Il caso Rivian. L’ottimismo è un segno distintivo di tutte le startup statunitensi definite, a torto o a ragione, "anti Tesla". Una di queste è la Rivian, alle prese con problemi la cui soluzione è stata affidata, guarda caso, a ex manager di grandi costruttori tradizionali, come Tim Fallon della Nissan. L’azienda ha letteralmente "scioccato” il mercato poco dopo il suo debutto in Borsa, rivelando tassi di produzione bassissimi per il suo R1T: tra la metà di settembre e la fine di ottobre ne erano stati assemblati appena 56, mentre le consegne ammontavano a solo 42. A un ritmo del genere, la Rivian avrebbe impiegato oltre 60 anni per soddisfare le prenotazioni di allora (50 mila circa). L'azienda ha bruciato tutto il credito accumulato nella sua fase di pre-produzione e non è bastato il miglioramento dei mesi successivi: nella relazione sul quarto trimestre, chiuso con una perdita monstre di oltre 2,4 miliardi di dollari, è stato rivelato che, tra l'1 gennaio e l'8 marzo, sono stati assemblati 1.410 veicoli (2.425 dall'avvio produttivo) e che le attività industriali sono state sottoposte a un fermo reso necessario per aggiornare le linee di assemblaggio a Normal (Illinois) e quantomeno raddoppiare la capacità. Tuttavia, la Rivian ha fatto presente che le difficoltà di approvvigionamento limiteranno la produzione annuale a 25 mila unità, la metà di quanto originariamente programmato.

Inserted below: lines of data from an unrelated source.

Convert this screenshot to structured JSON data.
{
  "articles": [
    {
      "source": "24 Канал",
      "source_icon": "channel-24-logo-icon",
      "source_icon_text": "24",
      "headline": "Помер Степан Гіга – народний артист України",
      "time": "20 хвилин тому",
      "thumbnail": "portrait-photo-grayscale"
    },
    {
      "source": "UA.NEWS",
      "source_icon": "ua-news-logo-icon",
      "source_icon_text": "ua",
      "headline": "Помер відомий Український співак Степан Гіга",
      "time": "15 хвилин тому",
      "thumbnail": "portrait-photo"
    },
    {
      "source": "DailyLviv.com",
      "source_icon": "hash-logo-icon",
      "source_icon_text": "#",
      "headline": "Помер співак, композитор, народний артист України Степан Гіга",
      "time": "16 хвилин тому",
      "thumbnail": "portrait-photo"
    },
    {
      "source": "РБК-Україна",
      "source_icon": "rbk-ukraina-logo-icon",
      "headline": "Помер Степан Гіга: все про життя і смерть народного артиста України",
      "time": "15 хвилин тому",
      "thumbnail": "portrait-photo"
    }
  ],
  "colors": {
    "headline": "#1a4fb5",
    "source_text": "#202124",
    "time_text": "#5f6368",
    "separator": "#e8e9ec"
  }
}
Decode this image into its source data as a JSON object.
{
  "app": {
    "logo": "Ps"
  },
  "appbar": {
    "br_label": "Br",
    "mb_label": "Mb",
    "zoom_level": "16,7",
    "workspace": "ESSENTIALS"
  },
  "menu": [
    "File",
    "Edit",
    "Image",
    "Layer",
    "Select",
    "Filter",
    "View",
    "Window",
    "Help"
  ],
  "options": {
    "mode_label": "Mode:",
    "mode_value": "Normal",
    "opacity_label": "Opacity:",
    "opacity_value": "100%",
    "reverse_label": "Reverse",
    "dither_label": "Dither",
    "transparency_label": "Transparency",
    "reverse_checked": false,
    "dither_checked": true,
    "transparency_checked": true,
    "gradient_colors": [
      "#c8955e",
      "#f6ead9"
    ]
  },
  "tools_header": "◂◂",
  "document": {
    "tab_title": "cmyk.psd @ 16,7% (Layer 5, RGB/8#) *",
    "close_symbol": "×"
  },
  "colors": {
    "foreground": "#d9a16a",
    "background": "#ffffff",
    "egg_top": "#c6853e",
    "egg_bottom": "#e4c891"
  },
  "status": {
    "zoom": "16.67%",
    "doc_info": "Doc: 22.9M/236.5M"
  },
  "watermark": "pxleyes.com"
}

Buona parte delle 83 mila persone che hanno ordinato gli R1T e R1S potrebbero, dunque, aspettare fino al 2023 prima di ricevere il loro veicolo. 

Canoo e Nikola. Anche altre startup sono alle prese con analoghi problemi di credibilità. E' il caso della Nikola, finita nel tritacarne delle polemiche e delle inchieste giudiziari per i roboanti annunci del suo fondatore Trevor Milton su una tecnologia all’avanguardia solo a parole. Milton era riuscito perfino a convincere la General Motors della bontà delle sue affermazioni e a siglare un accordo di alleanza prima di finire sotto inchiesta per frode. E sempre di frode si parla anche per la Canoo o per la Lordstown Motors. Anche quest’ultima aveva promesso risultati roboanti sin dopo l’acquisto dell’omonimo impianto della General Motors in Ohio, ma, negli ultimi mesi, ha più volte rinviato la produzione del pick-up elettrico Endurance: alla fine, ha trovato nella Foxconn il cavaliere bianco in grado di acquistare parte delle strutture produttive. In ogni caso, è evidente che l’auto, elettrica o tradizionale, sia una faccenda ben più complicata di quanto si possa immaginare. Lo dimostrano la decisione di Henrik Fisker di affidarsi a realtà del calibro della Magna per non replicare il fallimento della sua vecchia Fisker Automotive e ancor di più le difficoltà affrontate dalla Volkswagen con la sua prima elettrica, la ID.3. E in questo caso non si tratta di una startup, bensì di un colosso da 6 milioni di vendite l’anno e con quasi 100 anni di vita.